É verdade que a primeira comunidade cristã não deu grande importância ao lugar onde se reunia. Neste aspeto, demarcava-se com nitidez da mentalidade pagã e mesmo judaica. Os cristãos possuíam a convicção de que “o Altíssimo não habita em casas feitas pela mão do homem” (At 7, 8) e que o verdadeiro templo onde Deus habita é o Senhor Ressuscitado (Jo 2, 19; Col 2, 9) e a comunidade de pedras vivas n’Ele edificada (Ef 2, 19-22; 1 Pd 2, 4-5). Onde quer que esteja, esta comunidade, unida a Cristo, pode orar em “espírito e verdade” (Jo 4, 24). Tal modo de conceber e de proceder sublinha a primazia da comunidade dos crentes sobre o edifício.
Sem embargo, é de registar que a IGMR, no seu primeiro parágrafo, começa por referir que «quando Cristo Senhor estava para celebrar com os discípulos a ceia pascal, na qual instituiu o sacrifício do seu Corpo e Sangue, mandou preparar uma grande sala mobilada (Lc 22, 12). A Igreja sempre entendeu que esta ordem lhe dizia respeito» (IGMR 1). Consequentemente, desde o princípio, os cristãos procuraram um lugar adequado para as suas reuniões e celebrações. Hoje sabe-se que, já antes da época constantiniana, em que foi assegurado à Igreja o direito à liberdade de culto, os cristãos começaram a construir edifícios de raiz para as suas assembleias celebrantes.

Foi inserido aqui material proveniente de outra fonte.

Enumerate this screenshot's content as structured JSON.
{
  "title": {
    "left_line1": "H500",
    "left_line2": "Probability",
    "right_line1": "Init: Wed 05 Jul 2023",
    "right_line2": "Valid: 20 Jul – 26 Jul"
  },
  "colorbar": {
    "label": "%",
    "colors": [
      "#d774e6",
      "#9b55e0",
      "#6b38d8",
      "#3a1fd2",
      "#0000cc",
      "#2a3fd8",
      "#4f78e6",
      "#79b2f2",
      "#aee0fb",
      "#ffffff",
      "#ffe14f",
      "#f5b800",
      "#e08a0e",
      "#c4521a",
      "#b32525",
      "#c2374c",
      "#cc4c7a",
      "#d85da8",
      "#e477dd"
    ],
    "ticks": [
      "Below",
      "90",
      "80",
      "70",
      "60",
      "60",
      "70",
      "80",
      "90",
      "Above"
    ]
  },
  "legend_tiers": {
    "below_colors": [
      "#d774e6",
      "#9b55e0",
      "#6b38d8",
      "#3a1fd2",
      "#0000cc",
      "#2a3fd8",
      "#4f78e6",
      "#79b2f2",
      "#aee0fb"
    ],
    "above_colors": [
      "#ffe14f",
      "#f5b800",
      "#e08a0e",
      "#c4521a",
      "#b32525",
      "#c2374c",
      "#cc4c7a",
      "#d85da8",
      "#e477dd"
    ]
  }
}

Efetivamente, não é a mesma coisa reunir-se num estádio, num ginásio, numa sala de aulas, num auditório ou numa garagem. Porque, para além de pressupostos de caráter funcional (reunião, abrigo, atividades previstas para o espaço, visibilidade, acústica…) há que atender ao ponto de vista simbólico que, necessariamente, se impõe quer a partir da natureza e identidade das assembleias congregadas – Povo santo e sacerdotal de Deus, Corpo de Cristo, Templo do Espírito Santo – quer a partir das ações que nesses lugares se realizam: a escuta da Palavra e a celebração dos “divinos mistérios”. As artes plásticas não só atendem à funcionalidade, mas sobretudo procuram configurar uma identidade.
Sobre os edifícios sagrados, a Instrução Geral do Missal Romano diz que, “na sua disposição geral, devem reproduzir de algum modo a imagem da assembleia congregada…” (IGMR 294); além disso, devem ser “dignos e belos, como sinais e símbolos das realidades celestes” (IGMR 288). Ou, como preconiza o Pontifical da Dedicação da Igreja e do Altar: o edifício de pedras “será sinal visível daquela Igreja viva ou casa de Deus, que eles próprios [os fiéis]constituem” (Cap. I, n. 1). Desse modo, as nossas igrejas deverão ser uma espécie de teologia em pedra, silenciosa mas permanente, sobre a Igreja. Eis porque construir uma igreja não é uma tarefa fácil, nem deve ser encarada levianamente.
Não pode, obviamente, descurar-se a funcionalidade, mas até esta não pode deixar de ser simbólica tal como o próprio agir litúrgico da comunidade. Isto implica uma atenção particular ao espaço, à proximidade e visibilidade e pressupõe o conhecimento do ser e do agir da comunidade que «habita» cada Igreja. Recorda a IGMR que as igrejas «devem ser aptas para a conveniente realização da ação sagrada e para se conseguir a participação ativa dos fiéis» (IGMR 288). Deverá evidenciar a centralidade (espacial, pragmática e simbólica) dos três polos da Eucaristia (o altar, a cadeira e o ambão); promover a comunicação/diálogo entre presbitério e nave; possibilitar movimentos, nomeadamente processionais; permitir as diferentes atitudes corporais dos fiéis, previstas nos vários ritos; dispor o lugar dos diversos ministros e do Coro; prever os espaços para a reserva eucarística, a oração pessoal e celebrações de pequenos grupos; enquadrar a celebração dos distintos sacramentos e outras ações sagradas (batismo, reconciliação, matrimónio, exéquias, etc.), em suma, estar ao serviço de toda a vida de culto da comunidade cristã nas suas múltiplas expressões e, sobretudo, da sua manifestação principal e culminante: a Eucaristia.
Para ser verdadeiramente «habitável», a igreja há de, pois, aparecer como sinal para os crentes, pela sua força convocadora, como polo de referência da sua fé e pertença a uma comunidade, como lugar de crescimento espiritual e de missão apostólica. Mas para todos, mesmo não crentes, não deixará de ser, mediante a linguagem universal da arte, um refúgio de paz, um convite à transcendência, uma afirmação dos valores do espírito e um anúncio do Evangelho da esperança.